We were supposed to hear from our social worker at some point, but paperwork moves slowly through the governmental system. We figured that it was all God’s timing, and when we had our entire lives all put together with a bow on top (read: the house was clean), we’d call someone and find out if we had fallen through the cracks.
But then yesterday happened. Yesterday, I got the call. The first call. There was a little girl who needed a placement that day, if they could find her, if her father hadn’t run off with her. Her story is not mine to tell, and we weren’t sure of all the details anyway. But she was 14 months old and she needed a place to go.
We said yes. We prayed first, but of course we said yes.
Social services found her, and at 7:30 last night, she arrived. Just a sweet little girl with a diaper bag. Her father had packed what he could, but said they didn’t really have food. There were diapers, baby wipes, and some too-small clothes. And a little girl who attaches really easily, especially to women.
She didn’t cry. She whimpered a bit when Kullervo picked her up, but didn’t cry. All night. I woke up this morning and rushed to where she was in case she was dead. She wasn’t; she was asleep.
We loved her. She was so lovely, so sweet, so beautiful, that we hoped we’d get to keep her, but this morning they identified a family member who could take her in. So 18 hours after we welcomed her, we kissed her goodbye. With prayers and hopes and all the feelings.
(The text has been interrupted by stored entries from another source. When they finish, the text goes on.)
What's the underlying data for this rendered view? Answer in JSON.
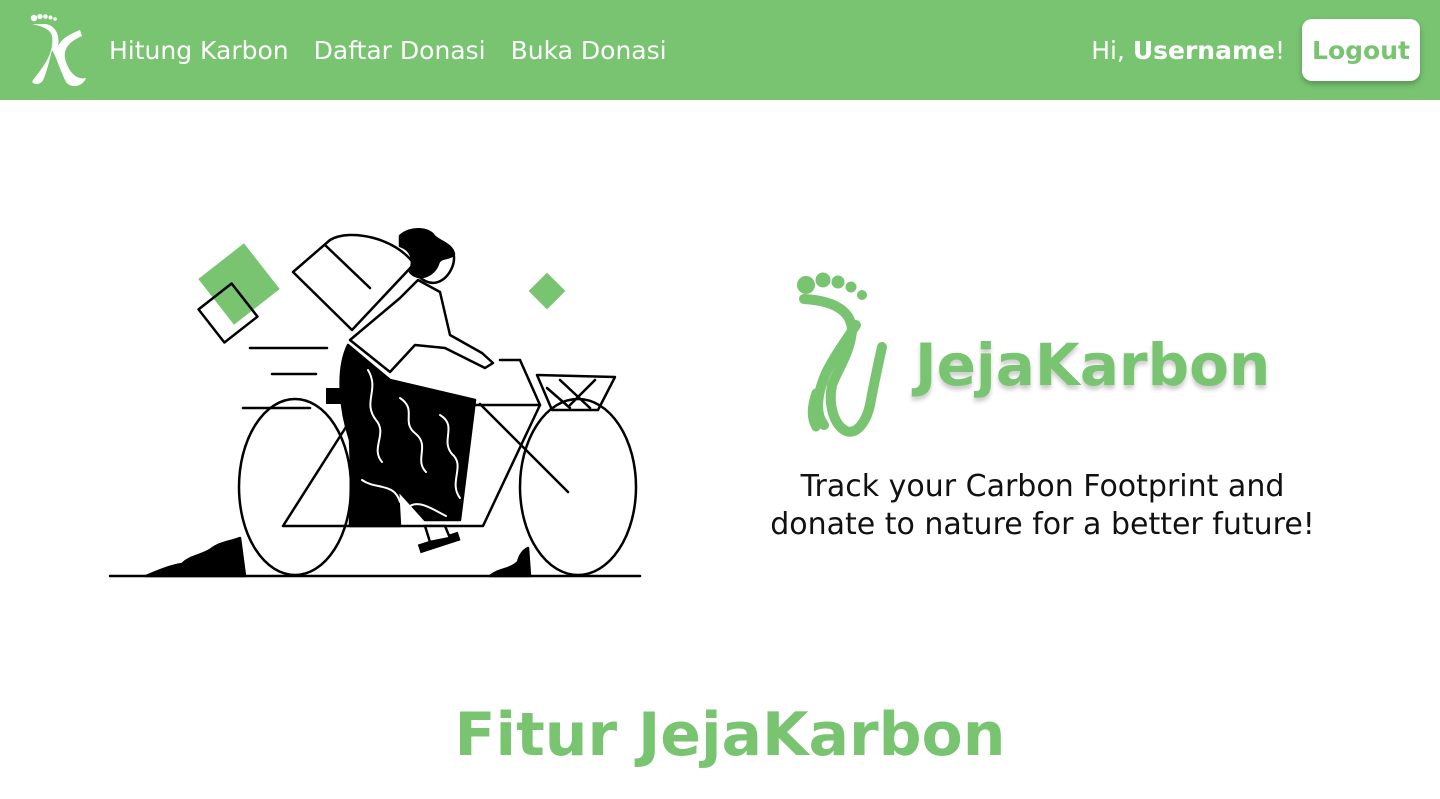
{
  "colors": {
    "brand_green": "#78c471",
    "white": "#ffffff",
    "text": "#111111"
  },
  "navbar": {
    "logo_icon": "jejakarbon-footprint-logo",
    "links": [
      {
        "label": "Hitung Karbon"
      },
      {
        "label": "Daftar Donasi"
      },
      {
        "label": "Buka Donasi"
      }
    ],
    "greeting_prefix": "Hi, ",
    "username": "Username",
    "greeting_suffix": "!",
    "logout_label": "Logout"
  },
  "hero": {
    "illustration_icon": "cyclist-illustration",
    "brand_icon": "footprint-icon",
    "brand_name": "JejaKarbon",
    "tagline_line1": "Track your Carbon Footprint and",
    "tagline_line2": "donate to nature for a better future!"
  },
  "features": {
    "title": "Fitur JejaKarbon"
  }
}
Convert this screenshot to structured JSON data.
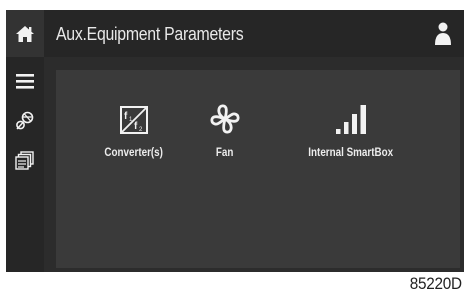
{
  "header": {
    "title": "Aux.Equipment Parameters",
    "home_icon": "home-icon",
    "user_icon": "user-icon"
  },
  "sidebar": {
    "items": [
      {
        "icon": "menu-icon"
      },
      {
        "icon": "tools-icon"
      },
      {
        "icon": "pages-icon"
      }
    ]
  },
  "tiles": [
    {
      "label": "Converter(s)",
      "icon": "frequency-converter-icon"
    },
    {
      "label": "Fan",
      "icon": "fan-icon"
    },
    {
      "label": "Internal SmartBox",
      "icon": "signal-bars-icon"
    }
  ],
  "figure_code": "85220D",
  "colors": {
    "background": "#2c2c2c",
    "panel": "#3a3a3a",
    "text": "#e8e8e8"
  }
}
My little boys didn’t understand. Neither did my mama heart, but my mama heart doesn’t win this one. Part of this job, part of this calling, is the goodbye. It’s all the feelings, over and over, and my prayer, from the very beginning, has been that God would give me a heart big enough for this. Big enough to love the children who had been hurt. To love the parents who hurt them. To love in spite of the brokenness. To be a safe place, full of love and the Holy Ghost.
So, tonight is a normal night. No new baby, nothing out of the ordinary.
But, yet, everything has changed. Because this is real now.